Since $\triangle ABC \sim \triangle FEG$, corresponding angles are equal: $\angle ACB=\angle EGF$, $\angle ABC=\angle FEG$, and $\angle BAC=\angle EFG$. Their bisectors give equal half-angles, so $\angle DCB=\angle HGE$ and $\angle DCA=\angle HGF$. Thus $\triangle DCB \sim \triangle HGE$ and $\triangle DCA \sim \triangle HGF$ by AA. From these similarities, corresponding sides are proportional, giving $\dfrac{CD}{GH}=\dfrac{AC}{FG}$.

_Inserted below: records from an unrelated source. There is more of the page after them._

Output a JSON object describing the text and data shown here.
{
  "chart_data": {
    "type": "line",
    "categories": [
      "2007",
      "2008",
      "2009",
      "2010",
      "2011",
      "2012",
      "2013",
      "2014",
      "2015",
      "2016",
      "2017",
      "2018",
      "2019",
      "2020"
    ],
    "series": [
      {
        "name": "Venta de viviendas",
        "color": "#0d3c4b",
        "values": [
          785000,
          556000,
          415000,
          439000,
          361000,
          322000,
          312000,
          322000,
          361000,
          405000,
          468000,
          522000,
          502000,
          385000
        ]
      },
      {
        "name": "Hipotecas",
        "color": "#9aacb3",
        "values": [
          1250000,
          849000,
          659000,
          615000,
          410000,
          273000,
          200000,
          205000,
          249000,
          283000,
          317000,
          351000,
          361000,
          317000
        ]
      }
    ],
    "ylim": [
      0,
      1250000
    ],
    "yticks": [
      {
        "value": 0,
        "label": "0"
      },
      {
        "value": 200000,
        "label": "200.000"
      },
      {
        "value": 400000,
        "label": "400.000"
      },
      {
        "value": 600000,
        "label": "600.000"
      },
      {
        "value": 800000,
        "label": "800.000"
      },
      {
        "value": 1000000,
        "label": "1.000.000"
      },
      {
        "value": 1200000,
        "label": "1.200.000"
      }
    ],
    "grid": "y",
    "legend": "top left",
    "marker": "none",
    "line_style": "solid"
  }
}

Since $AD \perp BC$ and $EF \perp AC$, $\angle ADB=\angle EFC=90^\circ$. In isosceles $\triangle ABC$, $AB=AC$, so base angles are equal: $\angle ABC=\angle BCA$. Since E lies on CB produced and F lies on AC, $\angle ABD=\angle ECF$. Hence $\triangle ABD \sim \triangle ECF$ by AA similarity.

Given $\dfrac{AB}{PQ}=\dfrac{BC}{QR}=\dfrac{AD}{PM}$. Since AD and PM are medians, $BD=\dfrac{BC}{2}$ and $QM=\dfrac{QR}{2}$, so $\dfrac{BD}{QM}=\dfrac{BC}{QR}$. Thus in $\triangle ABD$ and $\triangle PQM$, $\dfrac{AB}{PQ}=\dfrac{BD}{QM}=\dfrac{AD}{PM}$, so $\triangle ABD \sim \triangle PQM$ by SSS. Hence $\angle ABD=\angle PQM$. Because D lies on BC and M lies on QR, $\angle ABC=\angle PQR$. With $\dfrac{AB}{PQ}=\dfrac{BC}{QR}$ and the included angle equal, $\triangle ABC \sim \triangle PQR$ by SAS.

Since D lies on BC, $\angle ACD=\angle BCA$. Also $\angle ADC=\angle BAC$ is given. Hence $\triangle ADC \sim \triangle BAC$ by AA similarity. Therefore $\dfrac{CD}{CA}=\dfrac{CA}{CB}$, so $CA^2=CB\cdot CD$.

Given $\dfrac{AB}{PQ}=\dfrac{AC}{PR}=\dfrac{AD}{PM}$. Extend AD to E so that $AD=DE$, and extend PM to N so that $PM=MN$. Since AD and PM are medians, quadrilaterals ABEC and PQNR have diagonals bisecting each other, so they are parallelograms. Thus $BE=AC$ and $QN=PR$. Now $\dfrac{AB}{PQ}=\dfrac{BE}{QN}=\dfrac{AE}{PN}$, so $\triangle ABE \sim \triangle PQN$ by SSS. Hence $\angle ABE=\angle PQN$. Since $BE \parallel AC$ and $QN \parallel PR$, this gives $\angle BAC=\angle QPR$. With $\dfrac{AB}{PQ}=\dfrac{AC}{PR}$ and the included angle equal, $\triangle ABC \sim \triangle PQR$ by SAS.

At the same time, the sun's elevation is the same, so the pole-shadow and tower-shadow triangles are similar. Therefore $\dfrac{\text{height of tower}}{28}=\dfrac{6}{4}$. Hence height of tower $=28\times\dfrac{6}{4}=42$ m.

Since $\triangle ABC \sim \triangle PQR$, $\dfrac{AB}{PQ}=\dfrac{BC}{QR}$ and $\angle ABC=\angle PQR$. Because AD and PM are medians, $BD=\dfrac{BC}{2}$ and $QM=\dfrac{QR}{2}$, so $\dfrac{BD}{QM}=\dfrac{BC}{QR}=\dfrac{AB}{PQ}$. Thus $\triangle ABD \sim \triangle PQM$ by SAS similarity. Hence corresponding sides give $\dfrac{AB}{PQ}=\dfrac{AD}{PM}$.